To cater for rising student numbers and a greater volume of research work over the coming years, ETH Zürich produced a long term master plan for the development of the university. The first stage of this plan saw the construction of a large new building, known as the LEE, near to the main ETH building. Designed by architect Fawad Kazi, this is the first new building for ETH in the city centre for 20 years. The central tower with its 11 storeys and the two low level side wings have been constructed in the modern functional style.
‘The ETH did not want a fashionable building but one that was functional,’ explained Drazenka Dragila-Salis, director of the Buildings Infrastructure Department at ETH. In addition to an innovative building system and media technology, sustainability played an important role in the construction. The LEE has been certified in accordance with the Minergie ECO standard which means that it not only meets the high requirements of energy-efficient operation but also complies with strict regulations regarding ecology and health. With its outstanding energy balance and high quality of light, the installed LED lighting system is the ideal complement to this overall building concept.
The architectural office of Fawad Kazi and the lighting designers at Reflexion AG worked closely together on the concept for artificial lighting in the LEE building. One luminaire type, the cuboid Minergie, has been used throughout all the functional areas of the building including seminar rooms, auditorium, offices, corridors and walkways.
The cuboid Minergie luminaire was developed by Kaspar Moos AG and the strict remit from the architect and the lighting designers called for minimum height, high efficiency, absolute freedom from glare, and no indication of the LED light points on the luminaire cover. ‘When it came to selecting the light sources we chose TALEXXengine QLE LED modules from Tridonic and the matching drivers’, said Roger Müller, sales director at Kaspar Moos AG. ‘With a mounting height of only 5.5 millimetres, the square LED modules enable the luminaire body made from microprismatic PMMA to have a particularly low profile. This low profile design of the LED luminaires was also helped by the fact that the QLE is self-cooling. This means that there is no need for a separate heat sink to ensure an optimum temperature range for operating the LEDs.’

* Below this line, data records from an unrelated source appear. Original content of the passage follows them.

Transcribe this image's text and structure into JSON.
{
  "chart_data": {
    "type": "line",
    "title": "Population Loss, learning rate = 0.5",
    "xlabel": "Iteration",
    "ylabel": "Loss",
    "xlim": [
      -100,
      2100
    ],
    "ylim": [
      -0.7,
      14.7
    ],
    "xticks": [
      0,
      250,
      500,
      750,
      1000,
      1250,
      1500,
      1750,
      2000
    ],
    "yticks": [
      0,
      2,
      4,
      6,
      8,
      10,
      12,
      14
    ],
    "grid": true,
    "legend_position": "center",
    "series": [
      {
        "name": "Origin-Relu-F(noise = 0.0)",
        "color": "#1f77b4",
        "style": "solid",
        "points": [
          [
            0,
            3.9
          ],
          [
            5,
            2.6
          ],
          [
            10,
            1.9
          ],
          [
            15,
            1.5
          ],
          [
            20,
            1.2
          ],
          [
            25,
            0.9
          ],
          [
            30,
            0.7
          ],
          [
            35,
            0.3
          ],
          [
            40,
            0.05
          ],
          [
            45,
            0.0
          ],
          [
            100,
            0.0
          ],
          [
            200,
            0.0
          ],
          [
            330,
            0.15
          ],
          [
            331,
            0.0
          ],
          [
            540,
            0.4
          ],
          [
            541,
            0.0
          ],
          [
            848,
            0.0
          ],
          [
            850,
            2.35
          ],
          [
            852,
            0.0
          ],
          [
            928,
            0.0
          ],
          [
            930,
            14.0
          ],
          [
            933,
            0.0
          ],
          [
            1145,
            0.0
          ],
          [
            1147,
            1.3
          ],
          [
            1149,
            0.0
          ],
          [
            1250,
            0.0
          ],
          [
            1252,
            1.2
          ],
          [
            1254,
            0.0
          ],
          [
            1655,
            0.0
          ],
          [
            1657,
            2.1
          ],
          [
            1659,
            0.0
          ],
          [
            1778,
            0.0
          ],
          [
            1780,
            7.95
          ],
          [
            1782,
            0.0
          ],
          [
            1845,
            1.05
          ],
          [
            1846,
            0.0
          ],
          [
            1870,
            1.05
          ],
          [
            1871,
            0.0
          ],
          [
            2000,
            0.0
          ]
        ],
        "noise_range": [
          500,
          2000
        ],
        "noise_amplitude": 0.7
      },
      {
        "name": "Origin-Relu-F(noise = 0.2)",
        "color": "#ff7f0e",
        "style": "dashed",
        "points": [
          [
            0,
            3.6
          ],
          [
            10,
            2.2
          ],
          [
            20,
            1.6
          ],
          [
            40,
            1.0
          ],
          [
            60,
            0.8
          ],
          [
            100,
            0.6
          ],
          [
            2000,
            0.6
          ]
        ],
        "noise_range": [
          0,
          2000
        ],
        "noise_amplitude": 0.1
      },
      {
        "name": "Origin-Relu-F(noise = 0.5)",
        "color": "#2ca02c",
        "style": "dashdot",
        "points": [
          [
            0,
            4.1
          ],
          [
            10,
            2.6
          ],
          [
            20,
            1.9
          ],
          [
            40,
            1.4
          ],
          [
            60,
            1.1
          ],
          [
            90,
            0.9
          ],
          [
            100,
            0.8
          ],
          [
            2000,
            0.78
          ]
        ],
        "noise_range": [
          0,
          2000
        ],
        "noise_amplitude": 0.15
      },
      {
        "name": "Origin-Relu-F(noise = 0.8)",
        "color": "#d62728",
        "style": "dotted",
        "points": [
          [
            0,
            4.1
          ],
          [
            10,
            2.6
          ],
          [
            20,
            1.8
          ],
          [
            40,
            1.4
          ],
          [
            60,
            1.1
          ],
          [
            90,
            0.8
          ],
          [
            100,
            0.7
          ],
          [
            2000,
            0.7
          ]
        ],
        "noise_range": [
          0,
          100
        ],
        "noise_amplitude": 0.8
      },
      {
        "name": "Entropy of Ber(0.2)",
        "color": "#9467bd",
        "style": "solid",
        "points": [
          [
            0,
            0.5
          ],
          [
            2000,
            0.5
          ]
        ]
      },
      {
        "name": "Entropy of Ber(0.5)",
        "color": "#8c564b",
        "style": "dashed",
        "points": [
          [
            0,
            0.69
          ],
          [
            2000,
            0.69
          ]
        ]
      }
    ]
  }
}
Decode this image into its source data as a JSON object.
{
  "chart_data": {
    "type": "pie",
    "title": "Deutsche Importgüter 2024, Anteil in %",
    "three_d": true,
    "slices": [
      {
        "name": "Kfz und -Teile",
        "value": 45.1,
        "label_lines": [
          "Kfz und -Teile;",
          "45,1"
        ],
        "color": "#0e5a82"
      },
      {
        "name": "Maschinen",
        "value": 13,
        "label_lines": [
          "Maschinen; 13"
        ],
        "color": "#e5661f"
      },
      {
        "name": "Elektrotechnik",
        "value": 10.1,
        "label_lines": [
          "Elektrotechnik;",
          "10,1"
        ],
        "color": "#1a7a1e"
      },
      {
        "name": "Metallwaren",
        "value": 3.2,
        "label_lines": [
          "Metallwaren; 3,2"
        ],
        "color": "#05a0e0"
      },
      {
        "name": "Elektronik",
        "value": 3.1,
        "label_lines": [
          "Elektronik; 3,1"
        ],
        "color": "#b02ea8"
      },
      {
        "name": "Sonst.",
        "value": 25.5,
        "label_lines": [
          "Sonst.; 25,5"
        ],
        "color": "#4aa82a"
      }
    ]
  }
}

Another important benefit of the LED modules in this project was the system concept. On the one hand, Tridonic offers the appropriate drivers and plug-in connectors for its LED engines, and on the other the QLE units with their 27 x 27 centimetre edge lengths can be easily joined together to create a homogeneous light emitting surface. For the10 different luminaire sizes in the LEE building, the boards were used either singly or in combinations of two, three, four, five, six, eight, nine or 10. They are supplied with power from one or at most two LED Drivers of type LCAI …/0350 I010 one4all integrated in the luminaires. Thanks to the intelligent electronics and DALI interface of these LED Drivers, the LED light in the LEE building can be controlled on a demand-led basis. In addition to the high energy efficiency of the LED modules at 168 lumens per watt in the present version, this demand-led approach offers further energy savings during actual operation.
The lighting system for the new LEE building at the ETH University in Zürich is a prime example of the flexibility of design that Tridonic’s modules can offer.